Au Liban, les civils fuient la guerre qui gagne le sud de leur pays
Olivier Bonnel - Envoyé spécial à Beyrouth
Dans un gros bâtiment de béton et de verre où siège l’association Hadeal, des enfants jouent bruyamment dans un grand salon, sous l’œil vigilant de leurs parents. Nous sommes à Antélias, ville située à quelques kilomètres au nord de Beyrouth. Depuis 5 mois, une trentaine de familles y ont été accueillies, toutes ont fuit le Sud du Liban. Leurs villages sont en effet bombardés presque quotidiennement par l’armée israélienne. «Ici nous offrons un espace convivial pour ces familles, avec des chambres au calme et surtout un environnement accueillant pour les enfants» explique Charbel Merhej, le directeur du centre, qui évoque «une grande famille».

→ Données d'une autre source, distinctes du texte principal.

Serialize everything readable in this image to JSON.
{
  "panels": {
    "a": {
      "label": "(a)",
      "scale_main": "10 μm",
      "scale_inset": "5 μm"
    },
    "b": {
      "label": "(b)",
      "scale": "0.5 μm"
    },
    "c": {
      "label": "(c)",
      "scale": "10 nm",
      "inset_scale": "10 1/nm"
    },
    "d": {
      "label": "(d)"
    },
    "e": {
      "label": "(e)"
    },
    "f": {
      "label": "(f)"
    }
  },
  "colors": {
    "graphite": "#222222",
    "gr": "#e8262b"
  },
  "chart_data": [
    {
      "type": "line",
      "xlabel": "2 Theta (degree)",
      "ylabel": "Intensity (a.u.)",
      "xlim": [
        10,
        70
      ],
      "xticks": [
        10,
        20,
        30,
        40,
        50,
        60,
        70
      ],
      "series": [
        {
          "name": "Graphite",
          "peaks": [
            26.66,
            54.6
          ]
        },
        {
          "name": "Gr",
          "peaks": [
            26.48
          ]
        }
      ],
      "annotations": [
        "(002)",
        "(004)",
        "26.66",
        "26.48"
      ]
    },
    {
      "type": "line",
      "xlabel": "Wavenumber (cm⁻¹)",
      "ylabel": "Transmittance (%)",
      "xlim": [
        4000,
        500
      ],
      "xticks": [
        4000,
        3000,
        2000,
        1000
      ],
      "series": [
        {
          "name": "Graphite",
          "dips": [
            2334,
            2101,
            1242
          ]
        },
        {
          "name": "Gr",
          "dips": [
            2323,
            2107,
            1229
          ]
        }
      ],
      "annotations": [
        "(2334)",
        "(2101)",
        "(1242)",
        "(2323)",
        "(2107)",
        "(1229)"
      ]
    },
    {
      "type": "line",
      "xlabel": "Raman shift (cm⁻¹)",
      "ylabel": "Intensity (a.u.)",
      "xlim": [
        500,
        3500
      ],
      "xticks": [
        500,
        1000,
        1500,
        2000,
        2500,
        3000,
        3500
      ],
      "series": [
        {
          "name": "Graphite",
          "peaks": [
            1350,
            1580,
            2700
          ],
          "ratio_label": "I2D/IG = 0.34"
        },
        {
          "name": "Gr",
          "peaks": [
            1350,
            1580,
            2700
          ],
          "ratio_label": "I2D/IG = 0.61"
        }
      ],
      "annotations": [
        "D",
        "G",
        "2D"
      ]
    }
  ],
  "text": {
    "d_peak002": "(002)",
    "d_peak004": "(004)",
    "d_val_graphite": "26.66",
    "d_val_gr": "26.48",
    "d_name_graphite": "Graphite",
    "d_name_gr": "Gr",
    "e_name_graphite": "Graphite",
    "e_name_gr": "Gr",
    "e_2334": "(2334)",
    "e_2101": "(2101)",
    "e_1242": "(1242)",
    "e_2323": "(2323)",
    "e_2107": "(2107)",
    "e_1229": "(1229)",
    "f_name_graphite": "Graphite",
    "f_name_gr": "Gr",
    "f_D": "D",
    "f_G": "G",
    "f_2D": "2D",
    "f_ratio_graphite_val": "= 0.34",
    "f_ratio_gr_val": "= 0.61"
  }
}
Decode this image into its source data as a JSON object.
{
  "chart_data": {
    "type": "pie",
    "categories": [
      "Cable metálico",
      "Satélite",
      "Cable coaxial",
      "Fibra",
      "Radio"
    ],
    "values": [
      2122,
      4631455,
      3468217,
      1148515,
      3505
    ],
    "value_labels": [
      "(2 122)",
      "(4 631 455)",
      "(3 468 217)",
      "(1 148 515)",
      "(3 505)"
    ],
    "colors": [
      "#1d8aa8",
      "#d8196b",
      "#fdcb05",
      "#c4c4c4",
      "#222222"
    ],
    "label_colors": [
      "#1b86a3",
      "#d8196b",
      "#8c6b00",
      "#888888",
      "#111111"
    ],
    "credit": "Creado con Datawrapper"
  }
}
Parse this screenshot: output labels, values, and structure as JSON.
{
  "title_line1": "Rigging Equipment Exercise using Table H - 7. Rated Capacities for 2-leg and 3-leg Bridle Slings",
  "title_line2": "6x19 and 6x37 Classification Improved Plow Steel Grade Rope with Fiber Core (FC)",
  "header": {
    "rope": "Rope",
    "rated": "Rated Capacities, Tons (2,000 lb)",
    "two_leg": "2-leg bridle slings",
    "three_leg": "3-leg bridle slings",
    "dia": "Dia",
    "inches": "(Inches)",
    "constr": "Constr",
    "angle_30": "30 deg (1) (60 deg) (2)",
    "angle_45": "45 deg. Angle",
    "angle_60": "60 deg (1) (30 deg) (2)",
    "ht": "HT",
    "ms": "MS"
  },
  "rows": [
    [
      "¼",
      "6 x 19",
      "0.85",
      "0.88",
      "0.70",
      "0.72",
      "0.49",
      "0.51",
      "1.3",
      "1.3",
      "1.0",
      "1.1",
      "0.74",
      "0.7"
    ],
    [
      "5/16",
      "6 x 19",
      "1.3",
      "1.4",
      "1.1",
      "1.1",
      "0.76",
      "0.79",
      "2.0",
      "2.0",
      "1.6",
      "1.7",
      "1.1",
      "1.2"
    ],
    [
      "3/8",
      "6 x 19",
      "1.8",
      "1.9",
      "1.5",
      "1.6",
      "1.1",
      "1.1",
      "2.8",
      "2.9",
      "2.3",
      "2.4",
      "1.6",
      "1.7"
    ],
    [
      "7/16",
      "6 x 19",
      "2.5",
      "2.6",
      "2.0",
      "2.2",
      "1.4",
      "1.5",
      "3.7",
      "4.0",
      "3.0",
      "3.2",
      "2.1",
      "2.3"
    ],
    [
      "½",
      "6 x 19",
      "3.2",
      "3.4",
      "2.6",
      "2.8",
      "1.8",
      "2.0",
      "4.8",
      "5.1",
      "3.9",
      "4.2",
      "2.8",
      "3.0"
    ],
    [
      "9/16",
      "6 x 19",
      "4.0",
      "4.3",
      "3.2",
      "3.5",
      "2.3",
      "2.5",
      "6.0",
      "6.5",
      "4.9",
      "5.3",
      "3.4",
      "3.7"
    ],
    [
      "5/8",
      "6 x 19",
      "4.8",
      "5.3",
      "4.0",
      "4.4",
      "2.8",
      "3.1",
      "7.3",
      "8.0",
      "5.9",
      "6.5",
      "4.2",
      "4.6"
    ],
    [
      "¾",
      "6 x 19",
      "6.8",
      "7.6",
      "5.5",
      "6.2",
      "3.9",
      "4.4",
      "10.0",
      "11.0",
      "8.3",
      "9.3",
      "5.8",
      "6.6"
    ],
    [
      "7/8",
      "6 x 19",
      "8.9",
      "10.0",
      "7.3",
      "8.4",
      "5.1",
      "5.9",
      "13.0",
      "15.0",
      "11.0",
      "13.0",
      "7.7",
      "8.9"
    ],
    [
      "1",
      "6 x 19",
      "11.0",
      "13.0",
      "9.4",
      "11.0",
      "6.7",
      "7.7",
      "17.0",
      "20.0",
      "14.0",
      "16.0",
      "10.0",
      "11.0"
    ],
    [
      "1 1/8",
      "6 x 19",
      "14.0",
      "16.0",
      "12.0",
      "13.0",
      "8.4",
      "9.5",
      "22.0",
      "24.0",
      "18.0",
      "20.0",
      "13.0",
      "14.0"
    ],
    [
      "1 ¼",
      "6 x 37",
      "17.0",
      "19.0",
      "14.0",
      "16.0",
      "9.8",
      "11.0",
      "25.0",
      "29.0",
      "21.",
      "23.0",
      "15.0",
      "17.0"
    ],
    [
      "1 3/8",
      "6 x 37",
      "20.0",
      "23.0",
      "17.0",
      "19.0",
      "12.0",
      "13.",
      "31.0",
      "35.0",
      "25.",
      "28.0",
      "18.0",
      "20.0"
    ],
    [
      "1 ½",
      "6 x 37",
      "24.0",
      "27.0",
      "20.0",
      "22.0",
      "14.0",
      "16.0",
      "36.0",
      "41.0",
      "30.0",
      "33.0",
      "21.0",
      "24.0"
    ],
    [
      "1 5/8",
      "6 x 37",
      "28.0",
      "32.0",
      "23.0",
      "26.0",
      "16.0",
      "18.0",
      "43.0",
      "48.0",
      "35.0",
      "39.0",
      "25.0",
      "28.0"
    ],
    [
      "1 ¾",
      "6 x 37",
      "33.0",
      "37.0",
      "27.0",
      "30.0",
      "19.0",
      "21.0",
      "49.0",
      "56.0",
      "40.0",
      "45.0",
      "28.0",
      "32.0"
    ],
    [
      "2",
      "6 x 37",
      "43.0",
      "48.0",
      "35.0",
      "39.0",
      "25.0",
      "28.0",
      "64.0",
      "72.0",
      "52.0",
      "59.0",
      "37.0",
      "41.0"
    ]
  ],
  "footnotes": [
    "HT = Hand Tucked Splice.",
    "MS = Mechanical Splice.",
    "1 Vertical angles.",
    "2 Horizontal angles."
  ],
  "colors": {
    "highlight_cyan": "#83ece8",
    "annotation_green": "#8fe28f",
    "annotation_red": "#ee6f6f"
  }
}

Hadeal est une toute jeune ONG, fondée en septembre 2023, quelques semaines avant le déclenchement de la guerre entre le Hamas et Israël. L'association est née grâce au soutien de Mgr Hanna Alwan, l'un des vicaires du patriarcat maronite de Beyrouth et a réuni une trentaine de volontaires. Dans le centre, vivent désormais une centaine de personnes, au gré des arrivées et des bombardements sur la frontière sud. Karim a fui vers le nord à bord d’un taxi, accompagné de son frère et de sa mère âgée de 80 ans. «Je n’ai pas l’espoir de revenir tout de suite sur mes terres… peut-être que cela arrivera, mais je crains que cette guerre ne dure. Mais à la moindre opportunité on rentrera», raconte t-il. «Dans certains de nos villages, il y a des maisons qui ont été volées ou détruites… et ça sera un vrai problème après la guerre» précise cet agriculteur de 53 ans.
«Le Liban est notre terre»
Non loin, Leïla est assise aux côtés de ses petits-enfants. Avec ses proches, elle a dû quitter son village de Qouzah: «Dès le début de la guerre nous avons fui, raconte t-elle, je prie pour retourner dans mon village, que cette guerre cesse, je prie le Bon Dieu pour que mes petits-enfants aient un avenir au Liban car c'est notre terre».
Dans le centre d’accueil, outre un abri et des espaces conviviaux pour les familles, il faut aussi s’occuper des enfants qui ne vont plus à l’école. Les professeurs, restés dans le sud, envoient les devoirs via Zoom ou Whatsapp. Simon Terrier, jeune volontaire de l’Œuvre d’Orient les aide au soutien scolaire, une tâche qu’il découvre et qui demande beaucoup d’attention. «On a des décrochages scolaires, et on doit reprendre les bases avec certains élèves».
Selon Simon, «les enfants ne sont pas tant affectés que cela par la guerre qui fait rage au sud, car c'est une question qui les dépasse. En revanche on ne peut pas dire la même chose des jeunes qui sont en études supérieures ou des jeunes pères de familles, qui eux ont beaucoup de mal à se projeter dans l'avenir».
Un évêque suit particulièrement cette guerre qui empiète sur le Liban, Mgr Charbel Abdallah, l’archevêque maronite de Tyr, la grande ville du sud du pays. Plusieurs villages de son diocèse tout comme les paroisses se sont vidés ces derniers mois. «Dans le village de Qouzah il n'y a plus que deux ou trois personnes qui restent pour assister à la messe avec le curé» explique t-il. Le Liban du Sud a souvent été un territoire de conflits, «mais cette fois-ci l'ampleur est beaucoup plus dangereuse» s'inquiète Mgr Abdallah.
La grande crainte est que les chrétiens ne reviennent jamais dans la région et que la balance démographique soit déséquilibrée. Mais selon le prélat, l'actuel conflit ne devrait pas porter atteinte aux bonnes relations entre les communautés. L’archevêque maronite rappelle que durant la guerre de 2006, (qui opposa Israël au Hezbollah, ndlr), le village chrétien de Rmeich a accueilli 20 000 personnes de la ville voisine de Ayta El Chaeb, à majorité chiite.
«Les Libanais sont un seul cœur, qu'ils soient chiites, sunnites ou chrétiens. Nous sommes unis en face du danger» rappelle l’archevêque de Tyr. Le 4 mars, un émissaire américain s’est rendu à Beyrouth, estimant qu’une solution diplomatique était «la seule issue» pour mettre un terme à cette guerre transfrontalière. Les chrétiens du Liban, comme beaucoup d’habitants du pays du Cèdre aimeraient eux que leur pays cesse d’être pris en otage des conflits de la région.